On Behalf of | Feb 10, 2024 | Birth Injuries, Personal Injury |

Some birth injuries are the result of medical negligence. Doctors fail to properly monitor the condition of a mother and her unborn child with tragic results. Other times, intentional acts on the part of medical workers might cause severe birth injuries. For example, an obstetrician attending a live birth might recommend a course of treatment that is dangerous for the mother or her unborn child. Certain interventions can be dangerous when improperly administered or when administered to someone with specific contraindications.

Other interventions can be potentially dangerous for any pregnant woman and should, therefore, never play a role in the medical support a woman in labor receives. For example, one off-label prescribing habit in some maternity wards could constitute medical malpractice because of an associated known risk of death and catastrophic birth injuries.

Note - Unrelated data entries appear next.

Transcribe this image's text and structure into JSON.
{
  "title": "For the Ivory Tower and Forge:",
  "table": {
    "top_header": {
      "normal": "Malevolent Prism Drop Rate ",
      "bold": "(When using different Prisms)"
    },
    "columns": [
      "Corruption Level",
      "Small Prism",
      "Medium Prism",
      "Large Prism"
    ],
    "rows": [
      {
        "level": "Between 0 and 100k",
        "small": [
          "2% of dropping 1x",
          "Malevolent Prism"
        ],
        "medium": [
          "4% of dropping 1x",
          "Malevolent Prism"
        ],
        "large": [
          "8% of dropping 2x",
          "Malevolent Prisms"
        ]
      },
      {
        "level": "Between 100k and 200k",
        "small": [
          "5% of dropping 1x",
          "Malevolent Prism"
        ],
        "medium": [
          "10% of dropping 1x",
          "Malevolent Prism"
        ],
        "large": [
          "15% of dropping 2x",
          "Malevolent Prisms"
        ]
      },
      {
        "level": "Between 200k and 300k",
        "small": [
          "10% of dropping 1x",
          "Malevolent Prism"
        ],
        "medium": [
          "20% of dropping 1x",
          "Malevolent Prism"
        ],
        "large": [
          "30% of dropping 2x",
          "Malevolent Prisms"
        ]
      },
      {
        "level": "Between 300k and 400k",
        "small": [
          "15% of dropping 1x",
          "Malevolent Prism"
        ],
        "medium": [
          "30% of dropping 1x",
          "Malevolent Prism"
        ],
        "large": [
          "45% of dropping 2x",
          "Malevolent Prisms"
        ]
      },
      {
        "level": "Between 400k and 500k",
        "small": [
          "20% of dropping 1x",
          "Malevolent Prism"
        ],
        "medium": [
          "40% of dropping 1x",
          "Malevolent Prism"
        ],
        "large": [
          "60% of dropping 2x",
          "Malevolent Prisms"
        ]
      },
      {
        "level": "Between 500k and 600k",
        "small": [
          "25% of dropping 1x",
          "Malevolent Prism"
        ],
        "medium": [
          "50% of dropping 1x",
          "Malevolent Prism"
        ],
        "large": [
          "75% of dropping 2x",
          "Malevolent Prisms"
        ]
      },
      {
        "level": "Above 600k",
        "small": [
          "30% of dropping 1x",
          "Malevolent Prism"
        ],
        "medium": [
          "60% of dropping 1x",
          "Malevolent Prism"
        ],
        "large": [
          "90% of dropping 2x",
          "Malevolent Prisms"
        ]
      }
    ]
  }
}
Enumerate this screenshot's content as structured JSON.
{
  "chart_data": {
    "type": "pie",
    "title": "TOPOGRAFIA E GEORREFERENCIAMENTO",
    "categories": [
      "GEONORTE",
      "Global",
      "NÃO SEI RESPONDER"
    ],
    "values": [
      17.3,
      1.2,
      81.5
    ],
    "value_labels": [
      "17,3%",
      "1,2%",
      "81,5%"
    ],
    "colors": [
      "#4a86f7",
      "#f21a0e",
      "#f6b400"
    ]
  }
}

How some doctors put laboring women at risk

Cytotec or misoprostol is a drug that doctors can safely recommend to individuals with ulcers. However, those practicing obstetrics have historically sometimes also recommended Cytotec to assist with cervical effacement and dilation. Essentially, doctors sometimes decide to administer this drug to a woman in labor in hopes of speeding up the process. Typically, off-label prescribing is not automatically medical malpractice. However, in this case, it might be.

The Food and Drug Administration (FDA) has received enough reports of catastrophic outcomes that it labels the drug with an explicit warning about the possibility of uterine rupture, spontaneous abortion and death. The drug carries a warning that it is not for administration in any pregnant woman.

Despite this warning and the easily accessible information about tragic outcomes when doctors use this drug instead of other, much safer interventions, some obstetricians still choose to use Cytotec during labor and delivery. In some cases, the consequences could include permanent birth injuries to the child. The mother could potentially become infertile if she experiences uterine rupture. It is also possible for the mother, the unborn baby or both to die because a doctor gave a woman this drug during labor.

Birth injuries are tragic even when they are natural and unpredictable occurrences. When they are the consequence of a doctor believing they know better than the FDA, families have every reason to want to pursue justice afterward. Filing a medical malpractice claim is one of the best options for holding a doctor accountable for a preventable, catastrophic birth injury.